In Journal d’un écrivain en pyjama, you write of how, at the outset, you were aware that suffering plays a part in writing and that literature requires struggling and pain—but you decided that for you it wouldn’t be like that. 

Laferrière

I heard writers speaking on the radio about the pain of writing, and I always thought they were laying it on a little thick. I figured that I knew something, at least a little, about suffering—that I knew people who had suffered. I’d been in some difficult situations, and I knew that those situations would always be harder than writing. I’m not saying that the anguish of writing is false. It is real for those who don’t have a memory of true suffering. But when you have the memory of loss, of arriving in a city where you know no one, of being seen as the lowest of the low . . .

INTERVIEWER

What do you remember of that time?

Laferrière

To watch someone see you, when you are begging or homeless, and the person isn’t scandalized. He’s not happy about it, but he is thinking if someone has to be homeless, it might as well be you. If you saw that someone you went to school with had become homeless, you would be scandalized. You’d say to yourself, It can’t possibly be! But for all the others who are homeless, it can’t possibly be either!
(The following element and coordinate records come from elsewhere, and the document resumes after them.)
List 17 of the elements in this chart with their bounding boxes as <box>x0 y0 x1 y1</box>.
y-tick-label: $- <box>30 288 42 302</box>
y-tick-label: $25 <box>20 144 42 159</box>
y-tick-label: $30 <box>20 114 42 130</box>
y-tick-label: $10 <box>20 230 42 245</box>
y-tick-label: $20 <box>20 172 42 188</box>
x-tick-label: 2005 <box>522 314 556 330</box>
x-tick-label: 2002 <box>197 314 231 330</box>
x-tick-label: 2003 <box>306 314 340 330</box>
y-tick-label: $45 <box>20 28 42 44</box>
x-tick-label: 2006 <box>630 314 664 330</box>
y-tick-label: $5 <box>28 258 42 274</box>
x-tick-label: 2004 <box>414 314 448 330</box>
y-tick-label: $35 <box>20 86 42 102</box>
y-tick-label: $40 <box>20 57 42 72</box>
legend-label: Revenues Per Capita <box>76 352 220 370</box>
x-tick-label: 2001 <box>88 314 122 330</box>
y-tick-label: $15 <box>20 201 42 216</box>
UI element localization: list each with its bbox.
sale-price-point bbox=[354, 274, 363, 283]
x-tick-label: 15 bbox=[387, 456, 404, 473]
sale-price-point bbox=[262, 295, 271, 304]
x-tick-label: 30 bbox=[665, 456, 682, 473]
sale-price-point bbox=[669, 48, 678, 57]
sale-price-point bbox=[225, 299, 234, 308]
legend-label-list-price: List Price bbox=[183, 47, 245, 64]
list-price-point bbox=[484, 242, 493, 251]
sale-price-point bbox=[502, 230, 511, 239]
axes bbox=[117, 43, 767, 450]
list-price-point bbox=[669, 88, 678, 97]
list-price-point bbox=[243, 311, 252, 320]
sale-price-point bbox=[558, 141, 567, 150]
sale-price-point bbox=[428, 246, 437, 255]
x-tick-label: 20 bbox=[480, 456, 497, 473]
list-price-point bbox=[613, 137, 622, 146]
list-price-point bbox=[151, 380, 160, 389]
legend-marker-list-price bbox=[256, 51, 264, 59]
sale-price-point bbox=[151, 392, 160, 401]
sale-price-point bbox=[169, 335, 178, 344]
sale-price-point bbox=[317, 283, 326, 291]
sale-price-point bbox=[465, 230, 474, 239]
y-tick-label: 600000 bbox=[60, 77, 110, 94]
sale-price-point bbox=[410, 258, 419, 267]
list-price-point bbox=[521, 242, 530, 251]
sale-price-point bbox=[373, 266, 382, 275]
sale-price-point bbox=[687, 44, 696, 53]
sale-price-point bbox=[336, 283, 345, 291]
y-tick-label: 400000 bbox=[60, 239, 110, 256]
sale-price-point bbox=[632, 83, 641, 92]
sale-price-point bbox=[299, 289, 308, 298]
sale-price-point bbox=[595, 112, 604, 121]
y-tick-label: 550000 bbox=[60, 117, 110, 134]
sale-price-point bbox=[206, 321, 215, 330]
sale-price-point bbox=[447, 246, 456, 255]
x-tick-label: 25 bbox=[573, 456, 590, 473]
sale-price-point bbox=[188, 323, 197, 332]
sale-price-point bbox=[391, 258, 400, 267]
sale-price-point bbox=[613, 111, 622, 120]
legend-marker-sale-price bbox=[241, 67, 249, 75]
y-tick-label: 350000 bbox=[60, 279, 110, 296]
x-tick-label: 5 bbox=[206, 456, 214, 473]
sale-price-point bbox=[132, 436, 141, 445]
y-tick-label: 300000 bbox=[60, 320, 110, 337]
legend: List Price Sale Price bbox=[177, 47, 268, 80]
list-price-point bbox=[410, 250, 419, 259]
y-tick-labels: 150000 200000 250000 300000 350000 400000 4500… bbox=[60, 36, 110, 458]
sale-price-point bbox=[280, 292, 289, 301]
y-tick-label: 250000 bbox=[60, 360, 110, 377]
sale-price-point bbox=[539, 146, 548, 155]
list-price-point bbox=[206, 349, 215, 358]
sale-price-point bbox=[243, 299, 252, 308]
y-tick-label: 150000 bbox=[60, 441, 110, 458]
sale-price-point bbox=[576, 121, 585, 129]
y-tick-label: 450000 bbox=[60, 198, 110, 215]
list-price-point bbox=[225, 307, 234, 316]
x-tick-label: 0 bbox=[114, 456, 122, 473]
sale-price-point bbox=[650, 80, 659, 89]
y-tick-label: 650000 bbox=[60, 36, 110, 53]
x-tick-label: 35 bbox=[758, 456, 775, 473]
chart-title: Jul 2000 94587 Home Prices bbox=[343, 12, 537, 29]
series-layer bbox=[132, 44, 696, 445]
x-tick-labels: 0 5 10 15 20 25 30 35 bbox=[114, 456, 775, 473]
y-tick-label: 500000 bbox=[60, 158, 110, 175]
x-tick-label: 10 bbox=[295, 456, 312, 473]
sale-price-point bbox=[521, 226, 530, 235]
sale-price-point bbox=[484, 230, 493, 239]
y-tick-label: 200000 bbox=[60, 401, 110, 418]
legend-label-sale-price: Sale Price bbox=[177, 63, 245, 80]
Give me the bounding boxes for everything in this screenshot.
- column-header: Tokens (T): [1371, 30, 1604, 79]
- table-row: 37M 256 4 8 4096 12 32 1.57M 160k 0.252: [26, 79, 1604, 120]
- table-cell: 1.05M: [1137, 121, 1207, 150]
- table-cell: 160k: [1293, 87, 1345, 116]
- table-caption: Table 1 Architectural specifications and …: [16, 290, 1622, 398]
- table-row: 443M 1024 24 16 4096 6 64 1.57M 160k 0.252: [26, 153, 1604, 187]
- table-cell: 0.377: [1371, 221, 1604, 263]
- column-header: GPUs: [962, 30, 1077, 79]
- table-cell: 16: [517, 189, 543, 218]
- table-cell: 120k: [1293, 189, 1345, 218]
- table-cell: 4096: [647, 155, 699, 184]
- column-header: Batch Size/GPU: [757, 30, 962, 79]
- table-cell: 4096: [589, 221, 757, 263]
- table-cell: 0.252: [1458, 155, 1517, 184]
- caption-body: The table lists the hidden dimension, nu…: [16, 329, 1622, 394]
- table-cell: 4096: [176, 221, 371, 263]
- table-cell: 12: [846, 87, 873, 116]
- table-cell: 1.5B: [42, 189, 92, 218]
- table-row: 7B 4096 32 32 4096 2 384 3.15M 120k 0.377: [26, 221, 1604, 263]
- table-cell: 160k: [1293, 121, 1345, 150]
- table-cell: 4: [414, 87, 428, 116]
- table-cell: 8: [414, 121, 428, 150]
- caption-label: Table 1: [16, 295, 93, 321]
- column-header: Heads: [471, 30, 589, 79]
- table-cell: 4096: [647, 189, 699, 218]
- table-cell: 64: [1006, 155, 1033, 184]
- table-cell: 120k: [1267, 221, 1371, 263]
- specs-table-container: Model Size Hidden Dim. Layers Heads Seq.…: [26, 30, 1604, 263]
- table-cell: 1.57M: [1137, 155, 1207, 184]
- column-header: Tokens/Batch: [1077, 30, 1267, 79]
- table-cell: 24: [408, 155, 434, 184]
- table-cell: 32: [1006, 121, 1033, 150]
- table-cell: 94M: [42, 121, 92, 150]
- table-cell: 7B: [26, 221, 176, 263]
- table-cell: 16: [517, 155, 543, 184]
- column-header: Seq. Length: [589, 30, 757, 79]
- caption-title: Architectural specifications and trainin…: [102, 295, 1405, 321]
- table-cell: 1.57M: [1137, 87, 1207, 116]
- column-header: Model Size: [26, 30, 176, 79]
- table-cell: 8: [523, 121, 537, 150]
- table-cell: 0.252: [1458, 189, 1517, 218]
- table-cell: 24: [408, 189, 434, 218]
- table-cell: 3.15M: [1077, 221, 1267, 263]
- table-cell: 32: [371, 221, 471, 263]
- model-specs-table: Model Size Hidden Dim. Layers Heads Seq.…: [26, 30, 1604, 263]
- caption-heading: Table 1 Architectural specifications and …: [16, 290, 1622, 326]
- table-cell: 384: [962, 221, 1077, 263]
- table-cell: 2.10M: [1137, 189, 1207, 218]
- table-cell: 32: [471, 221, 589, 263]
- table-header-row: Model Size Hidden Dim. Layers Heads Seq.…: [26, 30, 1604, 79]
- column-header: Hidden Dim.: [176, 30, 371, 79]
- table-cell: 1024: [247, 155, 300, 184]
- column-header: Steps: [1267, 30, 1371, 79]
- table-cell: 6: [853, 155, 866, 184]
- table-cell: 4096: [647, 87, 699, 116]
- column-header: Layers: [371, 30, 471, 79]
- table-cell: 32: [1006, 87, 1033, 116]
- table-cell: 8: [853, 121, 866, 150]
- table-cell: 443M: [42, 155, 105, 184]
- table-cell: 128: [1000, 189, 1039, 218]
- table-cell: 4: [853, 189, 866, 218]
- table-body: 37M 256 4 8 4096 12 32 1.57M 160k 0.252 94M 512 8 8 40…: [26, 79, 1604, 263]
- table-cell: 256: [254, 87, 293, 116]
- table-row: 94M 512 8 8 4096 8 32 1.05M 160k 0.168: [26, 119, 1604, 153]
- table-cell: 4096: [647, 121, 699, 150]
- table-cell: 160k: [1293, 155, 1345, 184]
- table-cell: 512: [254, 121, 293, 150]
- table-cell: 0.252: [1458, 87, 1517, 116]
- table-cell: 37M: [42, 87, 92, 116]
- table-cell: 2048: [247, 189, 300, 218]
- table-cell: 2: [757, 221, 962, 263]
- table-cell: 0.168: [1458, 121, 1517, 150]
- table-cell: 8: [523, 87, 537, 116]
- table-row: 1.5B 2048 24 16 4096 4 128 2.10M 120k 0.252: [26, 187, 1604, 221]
But it’s like that when you don’t know the person—you are categorized by race, or as a part of society that we accept seeing in a miserable situation. Native Americans drinking on a street corner or blacks in dire circumstances—these are things society thinks are normal. I’m not saying they accept it, but it’s something they’ve always seen. Well, I’ve been in that situation. I’ve been seen that way—He’s an immigrant and not white, and he’s in dire straits, that’s normal. There is nothing more extraordinary than seeing compassion in someone’s eyes, but not the slightest surprise at your situation. That is what it is to be a desert island, with no one to protect you—which could plunge some people into despair, bordering on insanity. But for a writer, it can be interesting. Because you can observe society, since you are completely invisible. No one sees you. People will say and do anything in front of you. 

INTERVIEWER

Is there anything impossible in literature?

Laferrière

Vengeance is impossible. It’s impossible to avenge yourself. To avenge yourself means that you are still within a situation. The only vengeance that is possible is to forget the affront that has been committed, to be so satisfied in other ways that whatever the difficulty was gets erased. You may even come to realize that it was a good thing it happened to you, as it permitted you to get to where you are. That’s revenge. Our only revenge is the number of people who’ve done us in that we’ve forgotten.  

INTERVIEWER

But is there not a certain element of vengeance that fuels your writing? 

Laferrière

There are interior fires. But they don’t all have a source in something negative. Or at least, I don’t see it that way. I’m not a writer dominated by bitterness, by acidity, or even by lucidity. If I sometimes irritate European writers because I describe a childhood that was happy under dictatorship, I tell them that they’re being just as annoying by describing their extremely unhappy childhoods. André Gide said that happy feelings are not literary. I don’t find this to be true. Why can’t happiness be just as valid as bad feelings? 

INTERVIEWER

You’ve said, in speaking about Haitian poets, that writers have a duty to promote work they admire. 

Laferrière

Yes, it’s even more important than writing, to help another writer become known. There’s nothing charitable or Christian about it. When I write about someone I like and then someone says, Hey, I didn’t know about that writer, and now I’m quite happy to know them—at that moment, I feel as though I maybe wrote that author’s books. It was me who wrote that! For me, making a great writer better known is a way of being that great writer. It isn’t just poets I love, like Ida Faubert, Magloire-Saint-Aude, Davertige, and Carl Brouard. It’s also Borges, who made me learn about so many writers—not only French writers but also Locke, Kant, Schopenhauer, countless others. Borges used to say that originality is a modern superstition. Instead of trying to be original, we should just try to make known what already exists.